Sabtu, 03 Juni 2017

Deklarasi Universal Hak Asasi Manusia (DUHAM)


“Deklarasi Universal Hak Asasi Manusia (DUHAM)”
(Edisi 6 Kuliah HAM dan Pembangunan)

Ditulis oleh,
Ricky Adryawan (4825140991)
Mahasiswa Sosiologi Pembangunan UNJ 2014


Kuliah HAM dan Pembangunan di minggu ke 6 membahas mengenai sejarah dan latar belakang pembentukan Deklarasi Universal Hak Asasi Manusia atau mudahnya disingkat DUHAM.

DUHAM yang disahkan legalitas kelahirannya pada 1948 oleh Majelis Umum Perserikatan Bangsa-Bangsa (PBB) merupakan sebuah pernyataan atau perjanjian yang dilegitimasi oleh seluruh umat manusia yang diwakili oleh delegasinya masing-masing di tiap negara mengenai pengakuan Hak Asasi Manusia secara universal.

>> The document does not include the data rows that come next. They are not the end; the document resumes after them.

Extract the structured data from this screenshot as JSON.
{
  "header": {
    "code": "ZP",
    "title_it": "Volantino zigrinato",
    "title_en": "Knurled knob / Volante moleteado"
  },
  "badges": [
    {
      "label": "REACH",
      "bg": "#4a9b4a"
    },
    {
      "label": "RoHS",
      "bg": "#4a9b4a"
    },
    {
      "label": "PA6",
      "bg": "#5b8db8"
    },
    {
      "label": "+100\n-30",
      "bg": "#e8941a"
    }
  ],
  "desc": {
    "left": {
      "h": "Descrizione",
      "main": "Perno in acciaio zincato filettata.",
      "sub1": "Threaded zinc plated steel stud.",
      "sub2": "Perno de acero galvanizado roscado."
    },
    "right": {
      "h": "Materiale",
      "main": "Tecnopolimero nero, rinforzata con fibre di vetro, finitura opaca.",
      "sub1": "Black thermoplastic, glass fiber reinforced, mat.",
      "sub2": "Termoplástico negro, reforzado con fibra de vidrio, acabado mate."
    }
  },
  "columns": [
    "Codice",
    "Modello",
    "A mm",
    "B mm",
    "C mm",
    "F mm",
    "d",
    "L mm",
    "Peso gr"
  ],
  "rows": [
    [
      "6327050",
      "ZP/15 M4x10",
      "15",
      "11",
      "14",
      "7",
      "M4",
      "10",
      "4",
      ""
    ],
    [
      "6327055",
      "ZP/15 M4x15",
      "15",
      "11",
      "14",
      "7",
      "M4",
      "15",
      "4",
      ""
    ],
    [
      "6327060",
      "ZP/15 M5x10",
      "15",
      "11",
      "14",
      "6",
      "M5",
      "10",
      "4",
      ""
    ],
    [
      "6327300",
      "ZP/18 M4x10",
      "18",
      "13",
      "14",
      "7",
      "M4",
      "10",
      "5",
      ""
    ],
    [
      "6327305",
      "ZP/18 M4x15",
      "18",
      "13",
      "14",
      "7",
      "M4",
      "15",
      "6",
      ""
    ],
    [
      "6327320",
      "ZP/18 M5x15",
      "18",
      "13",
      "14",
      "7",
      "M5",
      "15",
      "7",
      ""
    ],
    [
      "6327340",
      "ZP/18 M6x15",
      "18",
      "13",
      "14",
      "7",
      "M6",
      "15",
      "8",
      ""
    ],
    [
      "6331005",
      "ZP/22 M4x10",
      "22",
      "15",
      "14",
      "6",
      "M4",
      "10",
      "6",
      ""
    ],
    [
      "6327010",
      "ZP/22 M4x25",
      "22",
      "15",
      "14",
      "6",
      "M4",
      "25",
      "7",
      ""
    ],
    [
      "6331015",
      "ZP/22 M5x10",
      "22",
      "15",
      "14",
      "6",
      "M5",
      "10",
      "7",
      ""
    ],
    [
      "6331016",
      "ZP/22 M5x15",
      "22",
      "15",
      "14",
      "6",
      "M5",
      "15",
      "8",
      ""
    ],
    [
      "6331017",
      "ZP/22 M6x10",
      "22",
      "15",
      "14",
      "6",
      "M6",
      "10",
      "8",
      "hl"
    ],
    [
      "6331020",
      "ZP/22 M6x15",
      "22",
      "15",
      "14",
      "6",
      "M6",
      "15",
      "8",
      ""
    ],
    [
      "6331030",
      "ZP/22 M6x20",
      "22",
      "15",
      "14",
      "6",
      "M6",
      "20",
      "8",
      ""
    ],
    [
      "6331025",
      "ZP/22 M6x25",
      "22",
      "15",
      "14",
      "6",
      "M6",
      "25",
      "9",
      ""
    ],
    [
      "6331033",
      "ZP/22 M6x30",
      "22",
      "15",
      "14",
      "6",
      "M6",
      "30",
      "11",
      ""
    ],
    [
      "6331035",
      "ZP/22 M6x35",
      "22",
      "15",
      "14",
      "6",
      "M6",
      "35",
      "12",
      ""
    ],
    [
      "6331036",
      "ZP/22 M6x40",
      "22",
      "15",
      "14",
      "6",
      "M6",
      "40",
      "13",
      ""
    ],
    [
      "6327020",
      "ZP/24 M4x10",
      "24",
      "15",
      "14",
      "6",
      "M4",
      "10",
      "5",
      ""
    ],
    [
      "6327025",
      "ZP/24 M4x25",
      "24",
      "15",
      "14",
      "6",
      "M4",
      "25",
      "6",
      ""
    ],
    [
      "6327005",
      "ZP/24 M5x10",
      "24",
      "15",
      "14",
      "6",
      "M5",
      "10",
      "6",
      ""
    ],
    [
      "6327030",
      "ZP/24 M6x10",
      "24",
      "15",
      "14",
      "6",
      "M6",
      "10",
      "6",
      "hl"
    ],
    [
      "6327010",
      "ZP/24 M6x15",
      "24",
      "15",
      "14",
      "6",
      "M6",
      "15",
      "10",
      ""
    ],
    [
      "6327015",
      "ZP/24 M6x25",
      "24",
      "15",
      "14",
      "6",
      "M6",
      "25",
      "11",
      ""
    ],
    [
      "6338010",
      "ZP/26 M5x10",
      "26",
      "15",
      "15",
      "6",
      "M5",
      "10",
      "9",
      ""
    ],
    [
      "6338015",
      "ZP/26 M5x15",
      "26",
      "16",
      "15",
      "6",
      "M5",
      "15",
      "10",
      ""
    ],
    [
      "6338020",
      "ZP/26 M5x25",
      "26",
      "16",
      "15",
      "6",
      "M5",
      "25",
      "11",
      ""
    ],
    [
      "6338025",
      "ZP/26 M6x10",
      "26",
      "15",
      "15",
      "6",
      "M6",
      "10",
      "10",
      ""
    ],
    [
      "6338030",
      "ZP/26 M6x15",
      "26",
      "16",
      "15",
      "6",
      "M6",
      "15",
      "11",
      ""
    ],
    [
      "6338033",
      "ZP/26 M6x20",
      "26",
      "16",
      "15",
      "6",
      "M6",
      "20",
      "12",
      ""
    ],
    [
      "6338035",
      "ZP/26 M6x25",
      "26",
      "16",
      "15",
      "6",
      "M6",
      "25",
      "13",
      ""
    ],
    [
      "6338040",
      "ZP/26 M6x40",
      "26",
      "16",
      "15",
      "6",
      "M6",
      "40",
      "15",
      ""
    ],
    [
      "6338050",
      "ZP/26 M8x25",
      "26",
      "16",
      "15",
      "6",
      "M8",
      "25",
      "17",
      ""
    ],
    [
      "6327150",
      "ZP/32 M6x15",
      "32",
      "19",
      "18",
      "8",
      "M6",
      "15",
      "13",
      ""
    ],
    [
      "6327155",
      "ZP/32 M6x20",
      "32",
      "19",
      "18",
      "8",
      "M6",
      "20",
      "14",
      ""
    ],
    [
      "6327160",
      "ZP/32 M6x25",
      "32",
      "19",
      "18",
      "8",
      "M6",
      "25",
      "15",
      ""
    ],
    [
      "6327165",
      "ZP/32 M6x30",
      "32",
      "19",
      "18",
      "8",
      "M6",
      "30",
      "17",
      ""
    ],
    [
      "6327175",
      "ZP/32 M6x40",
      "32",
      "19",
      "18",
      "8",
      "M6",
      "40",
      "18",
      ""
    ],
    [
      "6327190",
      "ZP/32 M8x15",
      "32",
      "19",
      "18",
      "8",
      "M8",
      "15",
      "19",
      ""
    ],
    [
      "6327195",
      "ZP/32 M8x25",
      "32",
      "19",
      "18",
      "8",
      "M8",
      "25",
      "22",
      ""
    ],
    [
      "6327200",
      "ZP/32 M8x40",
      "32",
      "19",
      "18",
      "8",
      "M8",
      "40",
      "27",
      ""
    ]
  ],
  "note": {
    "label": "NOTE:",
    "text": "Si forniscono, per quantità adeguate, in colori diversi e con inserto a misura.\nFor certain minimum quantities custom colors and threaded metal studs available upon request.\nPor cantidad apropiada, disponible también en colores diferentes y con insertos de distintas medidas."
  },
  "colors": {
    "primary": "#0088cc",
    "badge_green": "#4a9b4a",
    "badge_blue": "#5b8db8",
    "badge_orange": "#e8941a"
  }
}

Dengan secara sah diakuinya DUHAM, membuat semua Negara yang terafiliasi dan tergabung dengan PBB wajib mengimplementasikan apa yang telah disepakati dalam DUHAM.

Di dalam suasa perkuliahan, dosen juga menerangkan bahwa pembuatan DUHAM itu sendiri tidak terlepas dari sejarah tekstual yang juga berkaitan dengan penegakan HAM secara universal. Contohnya seperti, (1) Magna Charta pada 1215; (2) Bill of Rights pada 1689; (3) Declaration of Independence pada 1776; (4) Bill of Rights pada 1791; (5) Declaration of The Rights of Man and The Citizen pada Revolusi Perancis tahun 1789.

Wacana mengenai penegakan HAM secara universal sebenarnya sudah menjadi motor penggerak awal terbentuknya PBB. Wacana kritis tersebut juga didorong oleh perlakuan yang terjadi pada saat Perang Dunia ke 2 yang kekejaman dan pelanggaran terhadap hak-hak lahiriah manusia dicerabut oleh NAZI yang dikomandoi Hitler. Salah satu contoh pelanggaran HAM berat yang dilakukan NAZI adalah tragedy holocaust yang membunuh jutaan manusia yang beragama Yahudi.

Selain adanya tragedy berdarah tersebut, wacana kritis lahirnya DUHAM juga ditengarai karena adanya faktor politis dari golongan liberal yang menentang adanya hegemoni gereja yang berafiliasi dengan Negara. Kepentingan gereja yang berbeda dengan golongan liberal—khususnya mereka borjuis yang mempunyai sistem alat produksi baru—meresahkan dalam meraup kepentingan lebih banyak. Dan jalan tengah dari inovasi pemikiran liberal adalah kebebasan dan hak individu yang perlu diperhitungkan keberadaannya baik oleh Negara maupun lembaga keagamaan.

Kiranya lahiriliah pembentukan DUHAM telah mengarahkan umat manusia untuk melandasi cara bertindak dan menyikapi hak-hak manusia lain sebagai sesuatu yang universal secara lahiriah. DUHAM hingga kini telah memberikan kita fondasi yang kokoh dalam memaknai HAM itu sendiri. Namun kiranya pemikiran kritis kita mengenai HAM berhenti sampai terbentuknya DUHAM itu. Agaknya pembicaraan mengenai wacana HAM terus diperdebatkan dan dibumikan pembahasannya agar lebih mudah dan dicari kebenarannya oleh masyarakat luas.